O ex-juiz abordou a relação com o Congresso ao ser questionado por Gentili sobre a afirmação, dada à agência de notícias Bloomberg, de que “há pessoas boas no centrão”. A governabilidade sob uma eventual administração dele é colocada em xeque pela inexperiência e pela rejeição de parlamentares.
“Há uma linha a ser traçada que não será ultrapassada mesmo na formação de alianças políticas. Outros já falaram isso no passado, mas eu posso dizer, e pedindo a confiança de vocês, que eu tenho credibilidade para afirmar isso”, disse, sem detalhar o tal limite.
O pré-candidato do Podemos deu como garantia de sua palavra a decisão de romper com o atual governo, em abril de 2020, alegando interferências. “Isso [ter saído do governo por discordar de Bolsonaro] me dá tranquilidade para dizer que eu não transigirei com os princípios e valores.”
Segundo ele, o Podemos funcionaria como sua base, mas haveria a possibilidade de estabelecer diálogo em torno de pautas com outras siglas.
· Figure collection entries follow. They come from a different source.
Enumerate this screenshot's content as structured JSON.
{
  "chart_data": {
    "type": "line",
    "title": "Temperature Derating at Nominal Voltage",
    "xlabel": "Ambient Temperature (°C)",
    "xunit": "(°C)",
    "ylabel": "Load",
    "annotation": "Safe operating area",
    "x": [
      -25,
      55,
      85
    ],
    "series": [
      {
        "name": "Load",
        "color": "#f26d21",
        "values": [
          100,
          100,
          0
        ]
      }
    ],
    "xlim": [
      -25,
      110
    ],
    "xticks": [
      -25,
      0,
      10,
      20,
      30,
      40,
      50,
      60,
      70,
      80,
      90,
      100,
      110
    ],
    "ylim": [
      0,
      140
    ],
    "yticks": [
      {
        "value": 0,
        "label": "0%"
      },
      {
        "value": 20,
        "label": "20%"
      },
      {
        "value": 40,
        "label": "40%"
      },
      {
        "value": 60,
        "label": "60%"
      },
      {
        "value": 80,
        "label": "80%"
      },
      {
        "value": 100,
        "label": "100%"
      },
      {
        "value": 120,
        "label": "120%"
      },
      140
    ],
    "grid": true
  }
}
Essa avaliação, no entanto, é cercada de ceticismo por parte de líderes de algumas das bancadas do Congresso, que apontam resistências ao ex-juiz.
Moro disse haver “em todos os partidos” pessoas favoráveis a pautas que compartilha com o Podemos, como fim do foro especial e prisão após condenação em segunda instância. “É possível construir um grupo, uma base sólida, para gerar governabilidade fundada em projetos, princípios e valores.”
O ex-magistrado da Lava Jato usou a aparição no evento do MBL para buscar dar demonstrações de que está ampliando seu discurso de pré-candidato para além da questão do combate à corrupção. Mencionou mais de uma vez a crise econômica e disse ser necessário recuperar também outras áreas.
“Há outras prioridades, como o combate à pobreza. Mas nós não vamos negligenciar, como outros fizeram, o combate à corrupção”, afirmou, tentando conciliar a bandeira que o projetou com a discussão de assuntos que surgirão no debate eleitoral.
Moro é pressionado a apresentar suas ideias sobre outras questões, principalmente economia —nos últimos dias, ele anunciou o ex-presidente do Banco Central Affonso Celso Pastore como seu principal conselheiro para o tema. No palco do MBL, o presidenciável foi genérico ao tratar da pauta.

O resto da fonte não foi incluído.